Ancak Siyonistlerin gözünden kaçan şey, bu temelde ve Siyonist rejimin yeni savunma stratejisinin yanı sıra füzesavar savunma sistemlerinin yeteneklerinin anlaşılmasıyla İran ve direniş cephesinin yeni tehditlerini buna göre tasarlama yeteneğiydi. İran İslam Cumhuriyeti ve buna bağlı olarak direniş cephesi, silah kullanma taktik ve tekniklerinde değişiklik yapmanın yanı sıra, füzesavar ve savunma kalkanlarını geçebilecek yeni silahlar geliştirme ve yapma sürecini de başlattılar.

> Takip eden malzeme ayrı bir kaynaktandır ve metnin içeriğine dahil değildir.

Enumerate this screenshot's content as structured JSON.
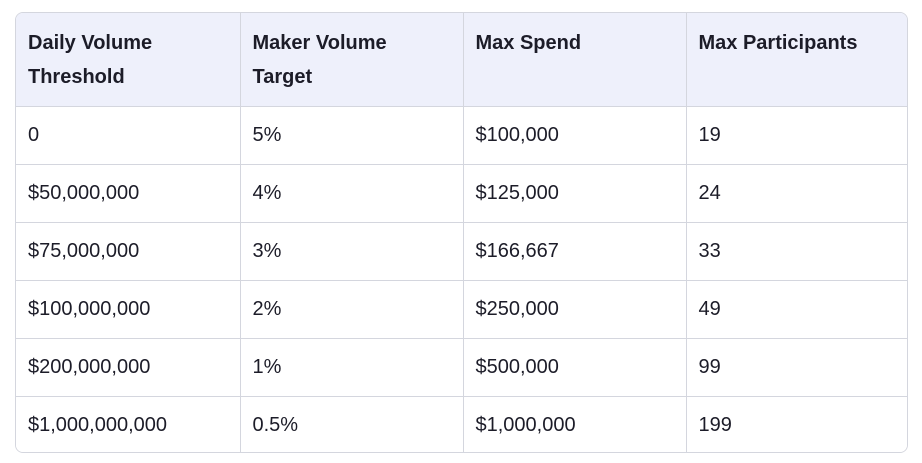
{
  "table": {
    "headers": [
      "Daily Volume Threshold",
      "Maker Volume Target",
      "Max Spend",
      "Max Participants"
    ],
    "rows": [
      [
        "0",
        "5%",
        "$100,000",
        "19"
      ],
      [
        "$50,000,000",
        "4%",
        "$125,000",
        "24"
      ],
      [
        "$75,000,000",
        "3%",
        "$166,667",
        "33"
      ],
      [
        "$100,000,000",
        "2%",
        "$250,000",
        "49"
      ],
      [
        "$200,000,000",
        "1%",
        "$500,000",
        "99"
      ],
      [
        "$1,000,000,000",
        "0.5%",
        "$1,000,000",
        "199"
      ]
    ]
  },
  "colors": {
    "header_bg": "#eef0fb",
    "border": "#d4d6de",
    "text": "#1c1c28"
  }
}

İlk kez Peygamberi Azam-17 tatbikatında ortaya çıkan eski füzelerin manevra kabiliyetine sahip savaş başlıkları ile donatılması meselesi ve ardından hipersonik hızlı savaş başlıkları ile donatılmış füzelerin tasarım ve üretiminin temeli bu yöndeydi.
Öte yandan intihar drone'larının ve mikro hava araçlarının özellikle kara muharebesi alanında ve düşmanın taktik seviyelerindeki çatışmalarda kullanılması, İran'ın ve direniş cephesinin yeni stratejisinin bir başka parçası oldu.
Direniş cephesinin yanı sıra bu strateji diğer savaşlarda da kendini kanıtladı. Öyle ki artık mikro hava araçları ve manevra kabiliyetine sahip balistik füzeler savunma sistemleri için ciddi bir meydan okuma haline geldi ve bazen bu hava savunma sistemlerin kendisi de onların avı haline geliyor.
Aslında füze harp başlığının yüksek hızı ve manevra kabiliyeti, füzesavar sistemlerinin saldıran füzeyi önleyememesine ve imha edememesine neden olan iki önemli faktördür ve bu konu tüm dünya ordularının dikkatini çeken önemli bir konudur. Şu ana kadar bu sorunu çözebilecek savunma sistemi tasarlanamadı. Elbette Fransa yakın zamanda hipersonik füzelerle baş edecek bir sistem tasarlamaya başladı ancak bu sistem henüz araştırma ve geliştirme aşamasındadır ve faaliyete geçmeden önce kat etmesi gereken uzun bir yol var.
Öte yandan mevcut durumda ve gerçekte yaklaşık 2000 kilometre mesafeden yalnızca bir füze ateşlenmesiyle ve İsrail sistemleri, Kızıldeniz'deki Amerikan filosunun ve diğer müttefiklerin yardımıyla, onu durdurmak için yeterli zamana sahip olduğu halde bu füze Tel Aviv'e başarılı bir şekilde iniyor. Bu İsrail'in savunma yapısının yalnızca eski tehditlere ve temel Filistin roketlerine yanıt verebileceğini, yeni tehditlere karşı ise hiçbir şey yapamayacağını gösteriyor.
Böyle bir durumda rejim çok sayıda füze saldırısıyla karşı karşıya kalırsa mutlaka sonuçları onları uzun süre etkileyecek bir hasara uğrayacaktır.
Bu arada Siyonist rejim 2022 yılında ordusuna yaklaşık 23 milyar dolar, yani İran'ın petrol gelirinin yaklaşık %80’si kadar bir harcama yaptı. Ancak bunun karşısında İran ve direniş cephesi İsrail savunmasını aşmayı başardı ve ayrıca İsrail’in Amerika hava savunmasını konuşlandırmasına da sebep oldu.